BIG VISUAL IMPACT! I started working on the pavement this week. I am using a process that I found on the web over at the Model Railroad Hobbyist Magazine forums. It is a thread called “Modeling Asphalt Roads” started by a gentleman named Steve S. https://model-railroad-hobbyist.com/node/17438 I really like the effect Steve achieved.
This technique is based on two types of foam materials. The first type of foam is used for the base or road bed to build up to tie height. It is simple foam core with the paper backing removed from both sides leaving just the white open cell foam. Removing the paper backing prevents the foam from warping when painted, and allows the foam to be sanded in order to shape the road surface. The second type of foam is foam-rubber “craft foam”. It is readily available at most craft stores in several thicknesses and colors. I use 1mm thick black sheets, approximately 18 by 10 inch.

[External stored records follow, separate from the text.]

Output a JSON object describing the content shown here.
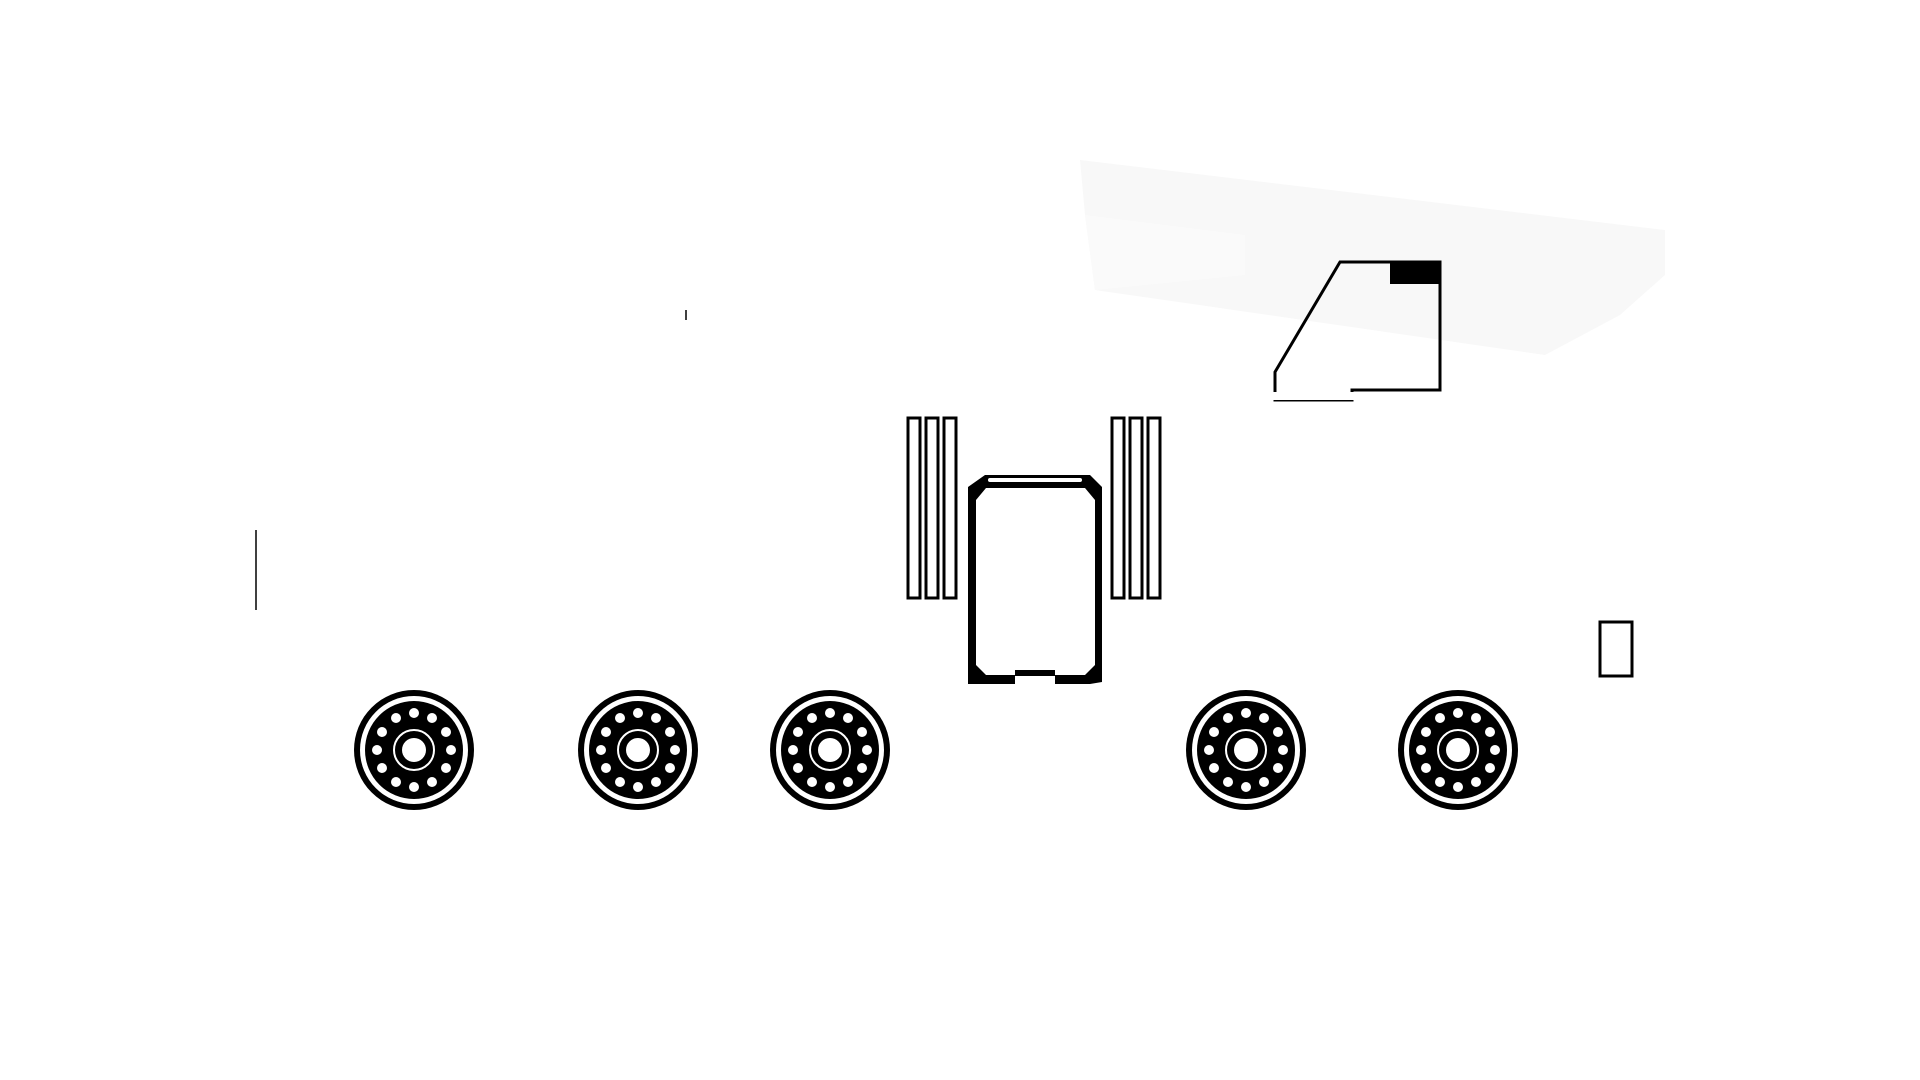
{
  "scene": {
    "description_visible_text": "",
    "colors": {
      "background": "#ffffff",
      "ink": "#000000",
      "panel": "#f8f8f8",
      "hub": "#ffffff"
    },
    "icon_names": [
      "boom-panel-icon",
      "cab-icon",
      "chassis-frame-icon",
      "stabilizer-bars-left-icon",
      "stabilizer-bars-right-icon",
      "wheel-icon",
      "marker-icon"
    ],
    "wheel_count": 5
  }
}
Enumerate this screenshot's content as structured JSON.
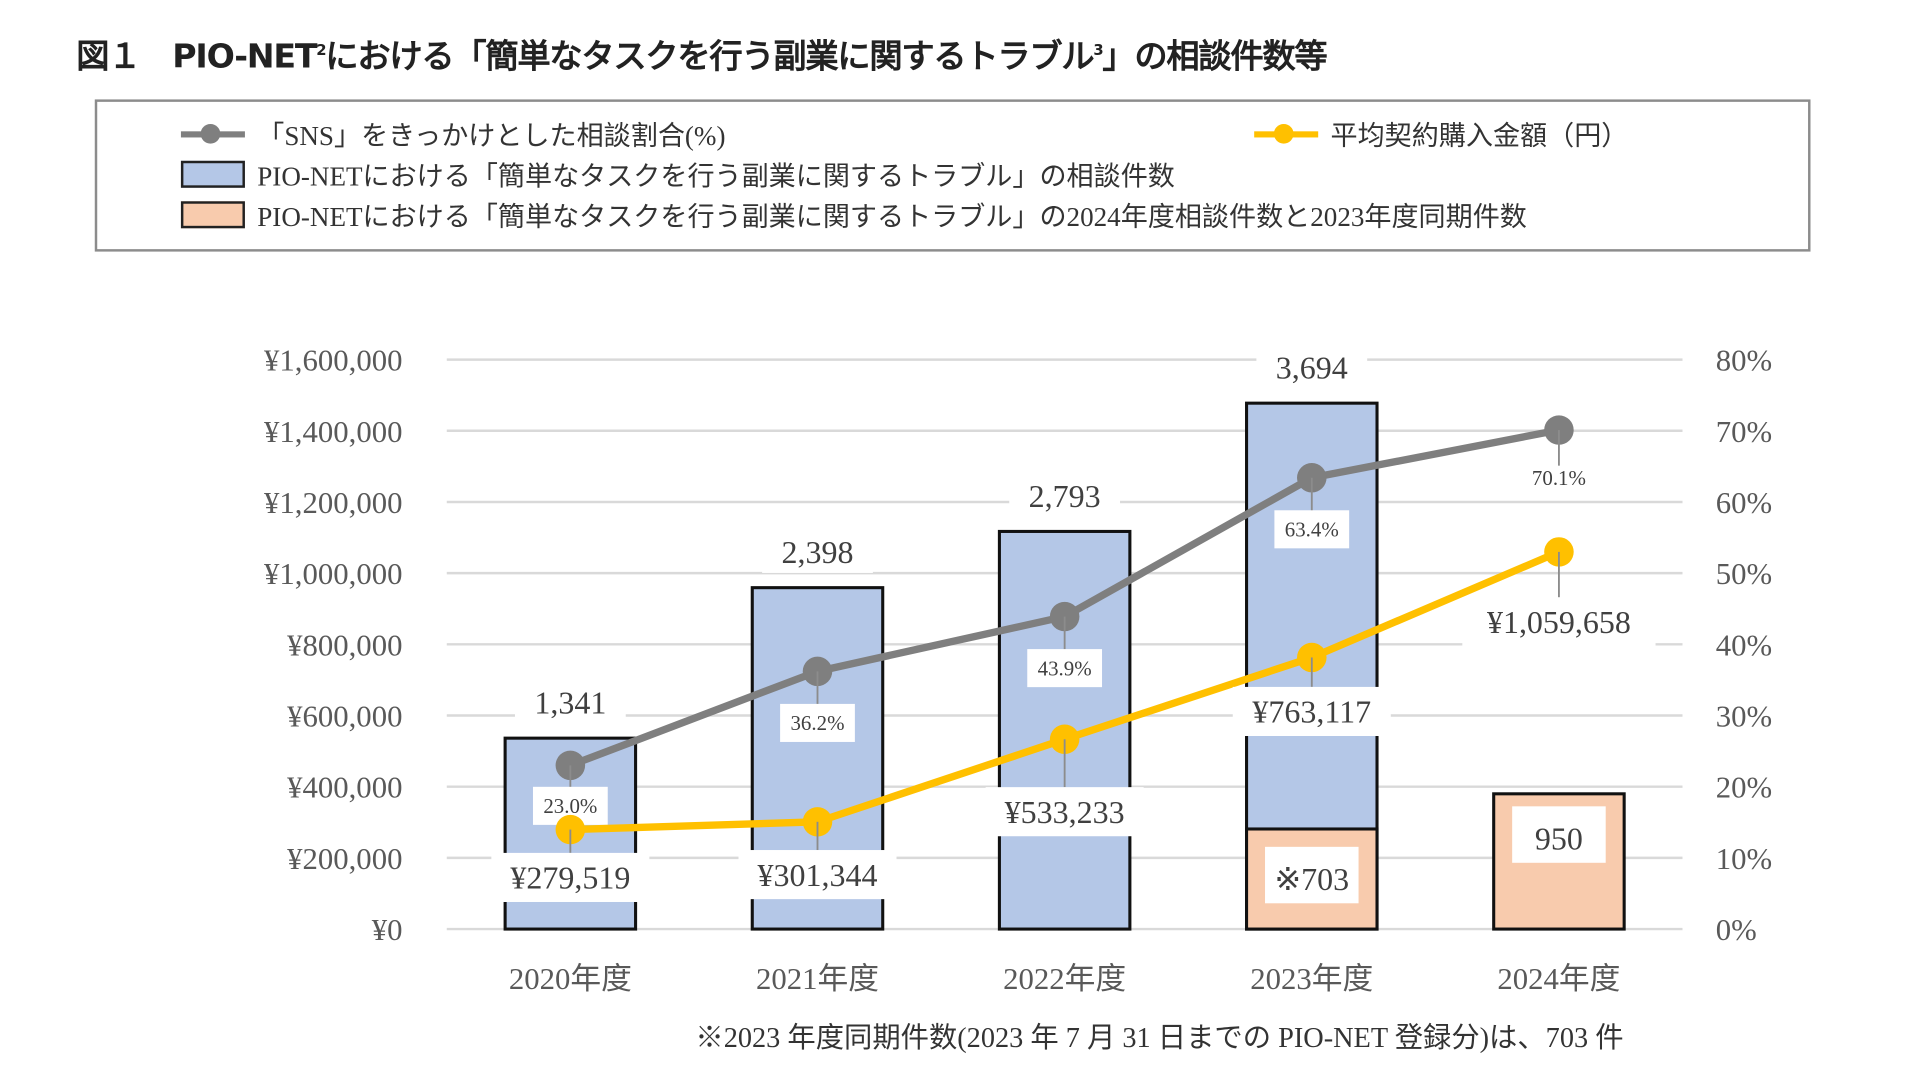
{
  "title": {
    "prefix": "図１　PIO-NET",
    "sup1": "2",
    "middle": "における「簡単なタスクを行う副業に関するトラブル",
    "sup2": "3",
    "suffix": "」の相談件数等"
  },
  "legend": {
    "sns_ratio": "「SNS」をきっかけとした相談割合(%)",
    "avg_amount": "平均契約購入金額（円）",
    "consultations": "PIO-NETにおける「簡単なタスクを行う副業に関するトラブル」の相談件数",
    "same_period": "PIO-NETにおける「簡単なタスクを行う副業に関するトラブル」の2024年度相談件数と2023年度同期件数"
  },
  "footnote": "※2023 年度同期件数(2023 年 7 月 31 日までの PIO-NET 登録分)は、703 件",
  "chart_data": {
    "type": "bar+line",
    "categories": [
      "2020年度",
      "2021年度",
      "2022年度",
      "2023年度",
      "2024年度"
    ],
    "left_axis": {
      "range": [
        0,
        1600000
      ],
      "ticks": [
        "¥0",
        "¥200,000",
        "¥400,000",
        "¥600,000",
        "¥800,000",
        "¥1,000,000",
        "¥1,200,000",
        "¥1,400,000",
        "¥1,600,000"
      ]
    },
    "right_axis": {
      "range": [
        0,
        80
      ],
      "ticks": [
        "0%",
        "10%",
        "20%",
        "30%",
        "40%",
        "50%",
        "60%",
        "70%",
        "80%"
      ]
    },
    "count_axis_range": [
      0,
      4000
    ],
    "grid": true,
    "series": [
      {
        "name": "PIO-NETにおける「簡単なタスクを行う副業に関するトラブル」の相談件数",
        "type": "bar",
        "color": "#b4c7e7",
        "values": [
          1341,
          2398,
          2793,
          3694,
          null
        ],
        "labels": [
          "1,341",
          "2,398",
          "2,793",
          "3,694",
          ""
        ]
      },
      {
        "name": "2024年度相談件数と2023年度同期件数",
        "type": "bar",
        "color": "#f8cbad",
        "values": [
          null,
          null,
          null,
          703,
          950
        ],
        "labels": [
          "",
          "",
          "",
          "※703",
          "950"
        ]
      },
      {
        "name": "「SNS」をきっかけとした相談割合(%)",
        "type": "line",
        "axis": "right",
        "color": "#7f7f7f",
        "values": [
          23.0,
          36.2,
          43.9,
          63.4,
          70.1
        ],
        "labels": [
          "23.0%",
          "36.2%",
          "43.9%",
          "63.4%",
          "70.1%"
        ]
      },
      {
        "name": "平均契約購入金額（円）",
        "type": "line",
        "axis": "left",
        "color": "#ffc000",
        "values": [
          279519,
          301344,
          533233,
          763117,
          1059658
        ],
        "labels": [
          "¥279,519",
          "¥301,344",
          "¥533,233",
          "¥763,117",
          "¥1,059,658"
        ]
      }
    ]
  }
}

This craft foam has a special feature that I am counting on to make this scene work; it’s squishy! A big part of this scene composition is the street running trackage. There is quite a bit of rail “buried” in the street. This raises a big concern in regard to flange way clearances need for high quality and reliability of operations. With the paved tracks being at the very front of the scene I want to find the tightest balance I can between the visual and operational aspects. I think craft foam is the answer. With a little testing I observed that I can have very tight clearances, even tighter than NMRA recommendations, without compromising the rail to flange relation due to the “squishiness” of craft foam. Basically an O scale freight car or locomotive has enough heft to push the thin craft foam out of the way!
Over the next few weeks, I’ll further refine the clearances, color, and texture. There is still a ton of work in Mount Union, but I think this is the biggest visual game changer so far!